Current OPEs in Superconformal Theories

TL;DR

This paper explores the structure of operator product expansions in 4d superconformal theories, highlighting how superconformal symmetry constrains the OPE of conserved currents and discussing implications for superconformal blocks.

Contribution

It clarifies how superconformal symmetry and current conservation determine the super OPE coefficients and identifies the types of operators that appear in the sOPE in 4d N=1 SCFTs.

Findings

Superconformal symmetry relates OPE coefficients of descendants to primaries.

Only integer-spin, R-charge zero operators appear in the super OPE.

Discussion of superconformal blocks for four-point functions of currents.

Abstract

It's well known that in conformal theories the two- and three-point functions of a subset of the local operators-the conformal primaries-suffice, via the operator product expansion (OPE), to determine all local correlation functions of operators. It's less well known that, in superconformal theories, the OPE of superdescendants is generally undetermined from those of the superprimaries, and there is no universal notion of superconformal blocks. We recall these and related aspects of 4d (S)CFTs, and then we focus on the super operator product expansion (sOPE) of conserved currents in 4d N=1 SCFTs.

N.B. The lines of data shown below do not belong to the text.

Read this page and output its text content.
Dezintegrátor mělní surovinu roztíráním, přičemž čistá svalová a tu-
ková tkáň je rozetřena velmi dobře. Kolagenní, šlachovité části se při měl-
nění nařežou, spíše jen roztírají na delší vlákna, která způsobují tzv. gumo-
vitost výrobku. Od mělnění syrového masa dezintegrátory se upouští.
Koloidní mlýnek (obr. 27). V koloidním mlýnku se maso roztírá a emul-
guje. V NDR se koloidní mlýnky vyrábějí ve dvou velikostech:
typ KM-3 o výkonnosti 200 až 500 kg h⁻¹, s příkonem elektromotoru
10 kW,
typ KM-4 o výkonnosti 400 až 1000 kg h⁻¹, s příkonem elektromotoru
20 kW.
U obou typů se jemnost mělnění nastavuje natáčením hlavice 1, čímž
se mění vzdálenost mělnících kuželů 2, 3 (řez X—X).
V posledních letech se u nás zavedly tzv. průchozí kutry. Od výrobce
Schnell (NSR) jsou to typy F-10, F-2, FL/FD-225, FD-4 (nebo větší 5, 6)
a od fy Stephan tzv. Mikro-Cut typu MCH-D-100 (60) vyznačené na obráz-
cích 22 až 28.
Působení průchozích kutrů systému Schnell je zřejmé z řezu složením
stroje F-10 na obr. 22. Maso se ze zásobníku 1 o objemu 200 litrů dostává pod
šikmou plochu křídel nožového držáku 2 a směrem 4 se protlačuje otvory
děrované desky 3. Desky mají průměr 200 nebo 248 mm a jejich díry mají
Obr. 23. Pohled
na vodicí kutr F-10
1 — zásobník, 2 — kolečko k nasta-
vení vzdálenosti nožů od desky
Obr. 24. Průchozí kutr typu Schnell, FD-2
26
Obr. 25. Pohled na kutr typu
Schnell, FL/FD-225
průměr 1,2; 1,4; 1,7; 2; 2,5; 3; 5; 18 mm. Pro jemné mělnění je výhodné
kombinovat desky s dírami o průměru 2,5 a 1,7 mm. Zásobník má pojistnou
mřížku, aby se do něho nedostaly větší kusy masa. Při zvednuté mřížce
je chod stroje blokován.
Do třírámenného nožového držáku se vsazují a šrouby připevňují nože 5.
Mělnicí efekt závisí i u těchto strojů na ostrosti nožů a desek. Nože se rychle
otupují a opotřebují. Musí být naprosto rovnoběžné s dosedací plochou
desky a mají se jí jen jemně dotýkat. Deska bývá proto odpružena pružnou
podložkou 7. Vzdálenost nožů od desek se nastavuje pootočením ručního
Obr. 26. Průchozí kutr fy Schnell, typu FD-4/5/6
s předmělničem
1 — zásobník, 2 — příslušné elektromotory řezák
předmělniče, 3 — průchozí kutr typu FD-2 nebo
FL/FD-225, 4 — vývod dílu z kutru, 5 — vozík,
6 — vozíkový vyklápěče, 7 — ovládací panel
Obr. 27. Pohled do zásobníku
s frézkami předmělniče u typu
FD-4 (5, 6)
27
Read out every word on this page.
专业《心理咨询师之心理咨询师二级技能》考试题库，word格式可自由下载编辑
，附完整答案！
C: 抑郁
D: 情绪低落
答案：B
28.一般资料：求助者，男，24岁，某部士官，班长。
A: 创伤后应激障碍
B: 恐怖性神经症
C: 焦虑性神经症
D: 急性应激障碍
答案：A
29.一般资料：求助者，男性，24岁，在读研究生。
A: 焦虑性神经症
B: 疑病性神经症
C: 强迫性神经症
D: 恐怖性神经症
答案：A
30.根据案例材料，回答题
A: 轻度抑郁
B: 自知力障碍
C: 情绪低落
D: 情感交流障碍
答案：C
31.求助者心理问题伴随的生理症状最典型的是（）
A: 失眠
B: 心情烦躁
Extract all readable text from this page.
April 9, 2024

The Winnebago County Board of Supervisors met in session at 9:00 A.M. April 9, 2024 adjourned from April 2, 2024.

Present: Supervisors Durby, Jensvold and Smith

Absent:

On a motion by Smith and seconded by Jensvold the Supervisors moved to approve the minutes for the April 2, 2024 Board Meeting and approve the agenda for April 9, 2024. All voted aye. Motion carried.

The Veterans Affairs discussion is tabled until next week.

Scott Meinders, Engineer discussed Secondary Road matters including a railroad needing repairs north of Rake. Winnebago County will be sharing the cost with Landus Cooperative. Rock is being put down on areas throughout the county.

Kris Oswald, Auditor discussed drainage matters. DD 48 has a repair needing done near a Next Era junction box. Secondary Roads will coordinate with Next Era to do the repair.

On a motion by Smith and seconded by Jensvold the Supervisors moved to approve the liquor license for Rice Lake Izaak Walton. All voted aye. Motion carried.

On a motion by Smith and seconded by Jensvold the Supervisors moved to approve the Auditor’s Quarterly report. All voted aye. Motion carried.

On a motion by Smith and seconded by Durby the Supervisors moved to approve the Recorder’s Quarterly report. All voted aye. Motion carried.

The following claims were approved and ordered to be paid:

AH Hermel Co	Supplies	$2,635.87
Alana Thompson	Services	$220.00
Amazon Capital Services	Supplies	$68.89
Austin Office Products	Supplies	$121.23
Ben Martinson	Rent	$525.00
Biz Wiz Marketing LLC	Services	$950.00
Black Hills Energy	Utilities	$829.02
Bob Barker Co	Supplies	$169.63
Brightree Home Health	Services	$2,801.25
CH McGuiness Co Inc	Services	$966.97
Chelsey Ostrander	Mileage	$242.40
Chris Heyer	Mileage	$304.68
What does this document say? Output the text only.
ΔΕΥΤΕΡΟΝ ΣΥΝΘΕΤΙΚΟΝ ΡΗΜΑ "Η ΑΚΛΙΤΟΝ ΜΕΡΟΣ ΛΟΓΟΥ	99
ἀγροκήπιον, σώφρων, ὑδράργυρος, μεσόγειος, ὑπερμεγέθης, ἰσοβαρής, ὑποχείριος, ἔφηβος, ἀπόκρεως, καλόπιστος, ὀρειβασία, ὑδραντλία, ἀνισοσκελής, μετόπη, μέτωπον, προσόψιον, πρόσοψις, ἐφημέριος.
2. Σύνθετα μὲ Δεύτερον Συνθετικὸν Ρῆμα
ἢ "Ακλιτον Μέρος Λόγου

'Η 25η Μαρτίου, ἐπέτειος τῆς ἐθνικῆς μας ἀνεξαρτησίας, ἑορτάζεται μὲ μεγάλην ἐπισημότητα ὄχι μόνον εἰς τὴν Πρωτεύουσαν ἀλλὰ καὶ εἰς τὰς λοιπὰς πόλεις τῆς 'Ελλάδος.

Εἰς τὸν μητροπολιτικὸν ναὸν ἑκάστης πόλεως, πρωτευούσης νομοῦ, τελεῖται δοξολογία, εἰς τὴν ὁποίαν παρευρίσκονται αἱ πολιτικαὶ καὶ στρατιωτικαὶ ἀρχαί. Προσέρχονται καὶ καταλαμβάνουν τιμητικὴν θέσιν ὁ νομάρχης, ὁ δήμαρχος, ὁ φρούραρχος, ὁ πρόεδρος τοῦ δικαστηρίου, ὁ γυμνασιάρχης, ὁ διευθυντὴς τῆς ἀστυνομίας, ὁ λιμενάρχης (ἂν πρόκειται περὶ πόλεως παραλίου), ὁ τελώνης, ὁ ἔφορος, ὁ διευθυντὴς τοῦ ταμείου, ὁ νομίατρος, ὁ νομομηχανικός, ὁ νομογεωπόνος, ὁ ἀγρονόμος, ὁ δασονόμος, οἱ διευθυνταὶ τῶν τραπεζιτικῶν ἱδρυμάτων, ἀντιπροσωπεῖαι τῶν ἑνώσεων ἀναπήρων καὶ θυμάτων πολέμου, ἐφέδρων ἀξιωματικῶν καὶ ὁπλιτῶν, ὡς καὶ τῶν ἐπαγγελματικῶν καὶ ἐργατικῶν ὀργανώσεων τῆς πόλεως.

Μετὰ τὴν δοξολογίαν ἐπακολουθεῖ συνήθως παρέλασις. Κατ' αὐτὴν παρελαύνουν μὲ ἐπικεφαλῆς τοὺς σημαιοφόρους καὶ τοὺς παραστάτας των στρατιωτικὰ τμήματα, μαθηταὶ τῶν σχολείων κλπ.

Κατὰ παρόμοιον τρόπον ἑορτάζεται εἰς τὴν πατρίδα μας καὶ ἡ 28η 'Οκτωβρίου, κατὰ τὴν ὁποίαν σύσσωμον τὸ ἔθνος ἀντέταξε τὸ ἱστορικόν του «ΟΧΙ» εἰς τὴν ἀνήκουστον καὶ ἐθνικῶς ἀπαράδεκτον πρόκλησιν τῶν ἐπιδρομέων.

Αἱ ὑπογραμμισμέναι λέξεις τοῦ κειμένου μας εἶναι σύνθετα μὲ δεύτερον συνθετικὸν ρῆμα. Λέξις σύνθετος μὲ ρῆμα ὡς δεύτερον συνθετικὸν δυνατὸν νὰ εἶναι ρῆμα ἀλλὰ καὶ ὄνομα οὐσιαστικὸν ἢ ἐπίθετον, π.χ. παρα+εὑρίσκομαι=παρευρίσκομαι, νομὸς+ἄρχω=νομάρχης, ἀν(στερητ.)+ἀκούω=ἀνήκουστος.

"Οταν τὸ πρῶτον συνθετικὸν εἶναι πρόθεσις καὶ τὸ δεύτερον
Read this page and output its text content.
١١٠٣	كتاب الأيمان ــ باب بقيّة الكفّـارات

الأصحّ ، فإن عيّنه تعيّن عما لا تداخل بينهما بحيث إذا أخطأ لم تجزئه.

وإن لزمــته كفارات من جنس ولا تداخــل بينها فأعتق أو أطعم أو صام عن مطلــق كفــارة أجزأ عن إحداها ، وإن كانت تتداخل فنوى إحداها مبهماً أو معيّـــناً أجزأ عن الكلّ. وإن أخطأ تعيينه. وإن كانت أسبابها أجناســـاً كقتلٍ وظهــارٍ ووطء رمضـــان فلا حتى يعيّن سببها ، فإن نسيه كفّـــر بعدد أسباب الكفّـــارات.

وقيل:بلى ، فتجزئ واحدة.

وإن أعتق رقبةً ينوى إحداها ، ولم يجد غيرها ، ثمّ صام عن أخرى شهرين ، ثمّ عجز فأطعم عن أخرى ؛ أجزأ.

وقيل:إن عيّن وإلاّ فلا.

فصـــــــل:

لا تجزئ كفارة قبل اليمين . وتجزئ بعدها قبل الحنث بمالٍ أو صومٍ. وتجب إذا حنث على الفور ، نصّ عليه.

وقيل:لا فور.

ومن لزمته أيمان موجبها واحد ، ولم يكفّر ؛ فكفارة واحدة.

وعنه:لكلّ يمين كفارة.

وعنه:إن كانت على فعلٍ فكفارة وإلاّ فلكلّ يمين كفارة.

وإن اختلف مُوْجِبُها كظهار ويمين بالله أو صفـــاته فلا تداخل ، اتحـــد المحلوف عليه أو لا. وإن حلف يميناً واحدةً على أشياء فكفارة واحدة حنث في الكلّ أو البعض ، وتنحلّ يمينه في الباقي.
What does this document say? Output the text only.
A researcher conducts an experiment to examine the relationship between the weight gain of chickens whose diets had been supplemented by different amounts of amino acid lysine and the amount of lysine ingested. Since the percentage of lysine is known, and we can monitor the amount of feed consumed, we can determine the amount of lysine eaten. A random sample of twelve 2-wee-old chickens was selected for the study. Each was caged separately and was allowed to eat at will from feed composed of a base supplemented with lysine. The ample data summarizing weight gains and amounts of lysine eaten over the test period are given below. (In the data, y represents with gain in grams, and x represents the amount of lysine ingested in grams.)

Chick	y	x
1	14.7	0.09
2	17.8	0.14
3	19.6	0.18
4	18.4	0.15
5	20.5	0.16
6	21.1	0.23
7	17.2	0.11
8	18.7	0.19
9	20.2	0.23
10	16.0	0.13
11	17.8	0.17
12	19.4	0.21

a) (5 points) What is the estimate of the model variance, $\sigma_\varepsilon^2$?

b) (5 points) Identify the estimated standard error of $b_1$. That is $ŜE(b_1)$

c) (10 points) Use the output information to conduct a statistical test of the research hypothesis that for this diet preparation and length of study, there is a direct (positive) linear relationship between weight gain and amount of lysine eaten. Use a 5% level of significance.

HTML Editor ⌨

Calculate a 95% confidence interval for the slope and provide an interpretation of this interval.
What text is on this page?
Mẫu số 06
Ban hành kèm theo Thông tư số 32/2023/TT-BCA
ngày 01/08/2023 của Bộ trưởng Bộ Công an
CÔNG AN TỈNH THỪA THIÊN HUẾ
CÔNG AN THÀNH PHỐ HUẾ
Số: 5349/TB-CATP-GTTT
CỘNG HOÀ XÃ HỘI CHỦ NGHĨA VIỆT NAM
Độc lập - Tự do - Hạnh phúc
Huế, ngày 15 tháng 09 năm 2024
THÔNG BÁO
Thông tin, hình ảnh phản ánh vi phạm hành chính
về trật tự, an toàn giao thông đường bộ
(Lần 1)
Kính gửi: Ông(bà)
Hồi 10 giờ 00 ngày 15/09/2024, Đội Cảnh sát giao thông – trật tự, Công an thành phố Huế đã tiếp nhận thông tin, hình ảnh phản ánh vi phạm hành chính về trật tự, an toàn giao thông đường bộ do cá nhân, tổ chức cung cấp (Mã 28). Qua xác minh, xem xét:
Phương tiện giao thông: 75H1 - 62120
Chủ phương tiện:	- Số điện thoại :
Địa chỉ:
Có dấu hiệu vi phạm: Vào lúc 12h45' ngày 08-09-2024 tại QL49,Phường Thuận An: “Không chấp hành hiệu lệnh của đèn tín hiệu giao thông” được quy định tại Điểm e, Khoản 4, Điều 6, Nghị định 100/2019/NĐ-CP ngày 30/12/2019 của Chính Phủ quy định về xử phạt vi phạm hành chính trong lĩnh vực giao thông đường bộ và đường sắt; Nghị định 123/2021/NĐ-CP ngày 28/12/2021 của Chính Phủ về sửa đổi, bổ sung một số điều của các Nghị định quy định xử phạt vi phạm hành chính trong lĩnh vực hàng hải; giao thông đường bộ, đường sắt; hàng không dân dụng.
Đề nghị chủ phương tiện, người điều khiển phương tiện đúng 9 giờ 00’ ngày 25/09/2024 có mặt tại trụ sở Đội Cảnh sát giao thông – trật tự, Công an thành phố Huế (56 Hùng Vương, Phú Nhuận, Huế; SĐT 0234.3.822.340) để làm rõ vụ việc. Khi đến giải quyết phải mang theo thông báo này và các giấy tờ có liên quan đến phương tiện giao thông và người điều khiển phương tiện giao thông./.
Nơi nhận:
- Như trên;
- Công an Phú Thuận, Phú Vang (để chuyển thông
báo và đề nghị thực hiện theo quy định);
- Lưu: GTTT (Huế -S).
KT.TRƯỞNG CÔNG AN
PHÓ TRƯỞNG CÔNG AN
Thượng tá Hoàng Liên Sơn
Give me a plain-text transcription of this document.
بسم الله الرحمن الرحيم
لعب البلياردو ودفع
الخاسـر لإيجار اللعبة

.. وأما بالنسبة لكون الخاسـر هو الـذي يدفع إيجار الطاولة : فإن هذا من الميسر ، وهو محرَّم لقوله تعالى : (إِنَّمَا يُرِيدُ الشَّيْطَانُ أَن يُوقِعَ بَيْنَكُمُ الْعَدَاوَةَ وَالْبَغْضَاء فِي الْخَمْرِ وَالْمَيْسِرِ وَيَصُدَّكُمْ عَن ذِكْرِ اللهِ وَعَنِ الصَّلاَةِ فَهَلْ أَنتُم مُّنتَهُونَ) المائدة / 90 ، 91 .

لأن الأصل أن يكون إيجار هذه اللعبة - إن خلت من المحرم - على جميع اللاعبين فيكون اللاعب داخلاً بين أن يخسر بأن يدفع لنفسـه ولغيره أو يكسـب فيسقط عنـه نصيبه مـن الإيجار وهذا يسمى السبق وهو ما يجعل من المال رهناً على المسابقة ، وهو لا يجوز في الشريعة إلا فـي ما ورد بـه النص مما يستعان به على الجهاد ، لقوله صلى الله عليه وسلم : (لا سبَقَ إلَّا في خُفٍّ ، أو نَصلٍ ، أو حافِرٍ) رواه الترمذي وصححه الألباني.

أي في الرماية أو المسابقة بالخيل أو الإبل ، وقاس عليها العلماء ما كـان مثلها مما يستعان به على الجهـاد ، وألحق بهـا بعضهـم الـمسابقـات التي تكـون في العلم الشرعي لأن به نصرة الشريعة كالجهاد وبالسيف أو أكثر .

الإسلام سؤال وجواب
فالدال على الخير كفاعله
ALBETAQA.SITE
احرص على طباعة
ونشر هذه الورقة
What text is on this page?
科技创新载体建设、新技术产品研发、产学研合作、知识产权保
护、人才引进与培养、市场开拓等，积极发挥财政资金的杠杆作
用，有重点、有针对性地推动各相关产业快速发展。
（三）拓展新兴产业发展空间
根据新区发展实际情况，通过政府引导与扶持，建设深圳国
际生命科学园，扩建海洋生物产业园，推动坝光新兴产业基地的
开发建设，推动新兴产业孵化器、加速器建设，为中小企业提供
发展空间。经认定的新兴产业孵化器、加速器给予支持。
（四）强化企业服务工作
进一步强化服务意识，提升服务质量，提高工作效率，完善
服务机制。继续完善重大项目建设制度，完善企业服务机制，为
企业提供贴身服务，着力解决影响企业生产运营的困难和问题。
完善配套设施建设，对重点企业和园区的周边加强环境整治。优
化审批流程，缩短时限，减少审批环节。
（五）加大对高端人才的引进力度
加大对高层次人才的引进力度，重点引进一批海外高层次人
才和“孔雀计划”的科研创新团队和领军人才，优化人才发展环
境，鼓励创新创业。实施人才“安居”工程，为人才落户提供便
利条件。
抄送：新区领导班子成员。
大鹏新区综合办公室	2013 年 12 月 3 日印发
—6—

The current-current OPE J(x)J(0) has applications to general gauge mediation. We show how superconformal symmetry, when combined with current conservation, determines the OPE coefficients of superconformal descendants in terms of those of the superconformal primaries. We show that only integer-spin real superconformal primary operators of vanishing R-charge, and their descendants, appear in the sOPE. We also discuss superconformal blocks for four-point functions of the conserved currents.